GoviEx Uranium announces encouraging results of a Preliminary Economic Assessment for the Mutanga Uranium Project in Zambia
Mutanga is GoviEx’s second large-scale, mine-permitted project in Africa positioned for development
VANCOUVER, CANADA – GoviEx Uranium Inc. (TSX-V: GXU; OTCQB: GVXXF) (“GoviEx” or “Company”) announced today that it has completed a National Instrument (NI) 43-101 Preliminary Economic Assessment (“PEA”) for the Mutanga Uranium Project (“Mutanga Project”) in Zambia, which evaluates the economic and technical viability of a large-scale uranium project with low-capital costs and low-operating costs.
Highlights of the PEA include the following:
- The Mutanga Project consists of three contiguous, fully-permitted mining licences.
- The project development plan envisions an average annual production rate of 2.4 million pounds of U3O8 yellowcake over an initial 11-year mine life, with an 88% ultimate uranium recovery rate.
- Initial capital costs are estimated at US$123 million, with estimated cash operating costs of US$31.1/lb U3O8, excluding royalties. Total life-of-mine (“LoM”) costs are forecast at US$37.9/lb U3O8.The PEA is based on Measured and Indicated Mineral Resources of 15 million pounds (Mlb) U3O8 and 45 Mlb of Inferred Mineral Resources.
- At a long-term uranium price of US$58/lb U3O8, the base case project economics for this project are positive, and indicate an after-tax net present value of US$112 million (at 8% discount rate) with an internal rate of return (IRR) of 25% and total life-of-mine net free cash of US$268 million.

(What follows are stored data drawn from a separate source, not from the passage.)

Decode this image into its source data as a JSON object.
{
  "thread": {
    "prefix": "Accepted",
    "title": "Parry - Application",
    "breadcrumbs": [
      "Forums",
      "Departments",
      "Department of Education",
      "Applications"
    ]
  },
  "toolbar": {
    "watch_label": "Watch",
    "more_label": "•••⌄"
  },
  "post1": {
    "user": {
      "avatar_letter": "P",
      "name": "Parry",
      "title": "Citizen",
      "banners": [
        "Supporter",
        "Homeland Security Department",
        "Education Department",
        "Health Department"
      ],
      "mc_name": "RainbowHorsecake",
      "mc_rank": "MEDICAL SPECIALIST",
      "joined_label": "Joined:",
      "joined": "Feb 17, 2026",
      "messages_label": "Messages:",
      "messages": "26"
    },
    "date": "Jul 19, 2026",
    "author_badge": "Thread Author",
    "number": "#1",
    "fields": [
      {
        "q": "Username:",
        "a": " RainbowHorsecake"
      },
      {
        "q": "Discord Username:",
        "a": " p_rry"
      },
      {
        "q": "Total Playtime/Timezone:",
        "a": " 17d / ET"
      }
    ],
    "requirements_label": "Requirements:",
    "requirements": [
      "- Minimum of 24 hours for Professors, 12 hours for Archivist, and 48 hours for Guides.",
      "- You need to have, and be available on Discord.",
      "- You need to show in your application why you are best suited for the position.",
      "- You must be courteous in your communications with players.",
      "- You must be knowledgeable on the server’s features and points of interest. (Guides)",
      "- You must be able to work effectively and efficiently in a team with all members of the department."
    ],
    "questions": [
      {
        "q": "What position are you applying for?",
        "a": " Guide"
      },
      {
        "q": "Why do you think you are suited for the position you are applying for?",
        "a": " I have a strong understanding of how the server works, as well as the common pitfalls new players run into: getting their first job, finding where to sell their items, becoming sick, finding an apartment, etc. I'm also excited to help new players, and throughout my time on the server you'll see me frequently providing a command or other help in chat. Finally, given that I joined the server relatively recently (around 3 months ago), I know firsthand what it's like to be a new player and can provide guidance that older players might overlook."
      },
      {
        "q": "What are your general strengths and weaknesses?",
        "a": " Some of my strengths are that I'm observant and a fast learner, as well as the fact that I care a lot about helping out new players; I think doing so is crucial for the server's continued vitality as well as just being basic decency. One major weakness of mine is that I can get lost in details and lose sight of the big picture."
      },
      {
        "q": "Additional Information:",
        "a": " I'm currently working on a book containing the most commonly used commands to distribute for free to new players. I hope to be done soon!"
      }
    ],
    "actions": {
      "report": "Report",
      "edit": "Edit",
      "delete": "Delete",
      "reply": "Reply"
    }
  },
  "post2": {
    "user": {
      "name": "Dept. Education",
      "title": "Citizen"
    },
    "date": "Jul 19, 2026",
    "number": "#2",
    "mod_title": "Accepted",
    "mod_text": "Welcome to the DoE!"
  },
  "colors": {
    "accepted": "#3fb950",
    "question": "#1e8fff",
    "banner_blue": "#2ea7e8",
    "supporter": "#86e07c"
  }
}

Govind Friedland, GoviEx Executive Chairman, commented, “We are pleased by the encouraging results of this PEA. GoviEx now has two mine-permitted projects – Madaouela in Niger and Mutanga in Zambia – and we can clearly see the economic potential for both of these projects to be developed when uranium prices rise, as expected, as a result of the looming supply deficit forecast later this decade. Madaouela and Mutanga each have the potential to produce more than 2.4 million lbs U3O8 per annum steady state, with total life-of-mine costs less than US$38/lb U3O8 and no shortage of exploration potential to possibly expand the mineral resources.”